Upton.Ken

Ken Upton

Lambda Legal filed a federal lawsuit Thursday against Houston Mayor Annise Parker and the city of Houston to ensure spouses of legally married same-sex couples will receive health benefits.

The lawsuit was filed in the U.S. District Court for the Southern District of Texas on behalf of three city employees after a challenge to the coverage forced them to withdraw and cancel the coverage.

Parker announced last month that the benefits would be extended in light of the U.S. Supreme Court ruling on the federal Defense of Marriage Act. But last week, state District Judge Lisa Millard signed a temporary restraining order prohibiting the city of Houston from offering benefits to same-sex couples after the Harris County GOP chairman filed a lawsuit.

“City employees who are married to same-sex spouses are doing the same work as coworkers who are married to different-sex spouses—at the end of the day this case is about equal pay for equal work,” Ken Upton, senior staff attorney at Lambda Legal’s South Central office in Dallas, said in a statement. “These employees, some who have worked for the City for many years, acted in good faith when notified the City was extending health coverage benefits to their legal spouses.”

Noel Freeman, the lead plaintiff in the lawsuit and a president of Houston GLBT Political Caucus, is an administrative coordinator with the City of Houston Public Works & Engineering Office who has worked for the city for nine years. He and his husband, Brad, have been together for more than 11 years and were married in Washington, D.C., in 2010.

“The notice from the City was like a punch in the stomach. Brad and I were so excited when we learned we could enroll him on my plan that we signed him up within an hour of finding out,” Freeman said. “And now, just a month later, they tell us they’re going to have to take it away, that once again I will be paid less than my married heterosexual colleagues for the same work.

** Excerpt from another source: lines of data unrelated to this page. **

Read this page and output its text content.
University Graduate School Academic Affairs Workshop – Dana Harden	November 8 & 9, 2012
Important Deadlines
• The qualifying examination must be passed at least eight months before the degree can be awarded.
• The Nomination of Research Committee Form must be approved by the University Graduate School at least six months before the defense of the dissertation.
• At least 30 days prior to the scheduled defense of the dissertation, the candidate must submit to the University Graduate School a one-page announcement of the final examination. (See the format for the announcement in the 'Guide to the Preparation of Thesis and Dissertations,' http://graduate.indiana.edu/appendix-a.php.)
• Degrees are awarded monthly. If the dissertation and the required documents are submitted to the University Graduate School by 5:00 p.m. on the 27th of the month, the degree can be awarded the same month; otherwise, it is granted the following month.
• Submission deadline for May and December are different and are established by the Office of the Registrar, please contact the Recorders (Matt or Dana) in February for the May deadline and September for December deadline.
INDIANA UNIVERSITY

How is this fair?”

The other plaintiffs in the suit are Yadira Estrada, a Houston police officer who married her partner of seven and a half years, Jennifer Flores, in Maine in June, and Ron Reeser, a systems administrator who married his husband, Vince Olivier, in Canada in 2008 after they had been together for three years.

Upton said the city’s refusal to implement the health benefits change and offer the benefits to same-sex spouses after they signed up for coverage is unfair.

“By refusing to recognize the legal marriage of same-sex couples for the purpose of providing employment benefits, the City deprives some Houston families of a critical safety net and financial security,” Upton said. “By stripping legally married gay and lesbian city employees of spousal benefits, including health insurance coverage, the City not only inflicts severe hardship, but sends a signal that their families are less worthy than those of their coworkers. This the Constitution does not allow.”